Influence of the Second Sophistic. Despite the dominance of the Second Sophistic from c. the second to sixth century many writers by intention, taste, or indifference refrained from its extravagances. Among these were Epictetus and Plutarch, as well as Lucian, Arrian, Appian, Ptolemy and Cassius Dio. Marcus Aurelius also was impervious to it, as were most of the earliest Christian writers. The Christian apologists retained traces of their sophistic training despite themselves. But the Neoplatonist Plotinus was concerned with thought, not style, while Clement of Alexandria purposely did not "write well," and origen was allergic to false rhetoric. Only with St. gregory thaumaturgus among Christians does preoccupation with style become conspicuous. Christianity in its final struggles with paganism, in the fourth century, helped to save orators from the worst of the standard sophistic excesses. Such pagans as Libanius and Himerius and the great Christian orators, Basil, Gregory Nazianzen and John Chrysostom—although excessive at times, even in the denouncing of sophistic devices—nevertheless rose above their training. With the settling of the Trinitarian controversies, the banning of public pagan worship, Augustine's adapting of the best pagan techniques to Christian rhetoric (Doctr. christ. ) and the spread of asceticism and mysticism, the Second Sophistic had almost disappeared by the early sixth century. It had been the most conspicuous surviving symptom of the malaise of the age and a classic example of the failure of an art form to transcend itself.

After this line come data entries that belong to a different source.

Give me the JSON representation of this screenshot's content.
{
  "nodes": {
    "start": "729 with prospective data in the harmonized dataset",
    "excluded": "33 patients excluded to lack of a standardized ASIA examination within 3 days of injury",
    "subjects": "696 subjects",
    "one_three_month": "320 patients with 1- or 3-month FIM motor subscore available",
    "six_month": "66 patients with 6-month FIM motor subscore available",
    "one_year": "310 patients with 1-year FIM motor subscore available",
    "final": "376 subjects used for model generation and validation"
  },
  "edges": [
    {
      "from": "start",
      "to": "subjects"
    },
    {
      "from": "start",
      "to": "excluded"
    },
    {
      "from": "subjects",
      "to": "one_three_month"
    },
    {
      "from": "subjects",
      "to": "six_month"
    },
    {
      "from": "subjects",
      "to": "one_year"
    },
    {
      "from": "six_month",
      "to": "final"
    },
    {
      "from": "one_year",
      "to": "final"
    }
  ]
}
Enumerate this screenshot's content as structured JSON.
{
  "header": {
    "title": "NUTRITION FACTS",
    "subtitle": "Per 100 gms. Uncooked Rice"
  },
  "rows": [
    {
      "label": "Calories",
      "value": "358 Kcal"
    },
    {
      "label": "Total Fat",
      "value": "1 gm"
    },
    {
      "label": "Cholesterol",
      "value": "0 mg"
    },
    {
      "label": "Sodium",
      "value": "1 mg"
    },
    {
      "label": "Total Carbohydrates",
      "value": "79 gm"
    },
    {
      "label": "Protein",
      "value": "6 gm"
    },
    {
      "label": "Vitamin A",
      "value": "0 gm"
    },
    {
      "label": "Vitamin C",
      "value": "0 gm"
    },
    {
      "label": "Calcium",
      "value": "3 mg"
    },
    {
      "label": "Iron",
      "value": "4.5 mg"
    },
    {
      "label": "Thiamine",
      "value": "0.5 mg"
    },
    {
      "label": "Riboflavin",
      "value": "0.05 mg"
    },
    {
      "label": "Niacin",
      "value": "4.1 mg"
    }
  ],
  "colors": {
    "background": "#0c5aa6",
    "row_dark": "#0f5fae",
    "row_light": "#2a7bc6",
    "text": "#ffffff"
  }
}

Bibliography: g. lehnert, "Griechisch-römische Rhetorik 1915–1925," Jahresbericht über die Fortschritte der Klassischen Altertumswissenschaft, 285 (1944–55) 5–11; for a digest of literature from 1874 to 1914 and complete coverage of the literature from 1915 to 1925. j. m. campbell, The Influence of the Second Sophistic on the Style of the Sermons of St. Basil the Great (Catholic University of America Patristic Stud. 2; Washington 1922). c. s. baldwin, Medieval Rhetoric and Poetic to 1400 (New York 1928). w. kroll, Paulys Realenzyklopädie der klassischen Altertumswissenschaft, ed. g. wissowa et al., (Stuttgart 1893–) Suppl. 7:1039–1138. k. gerth, ibid., Suppl. 8:719–782.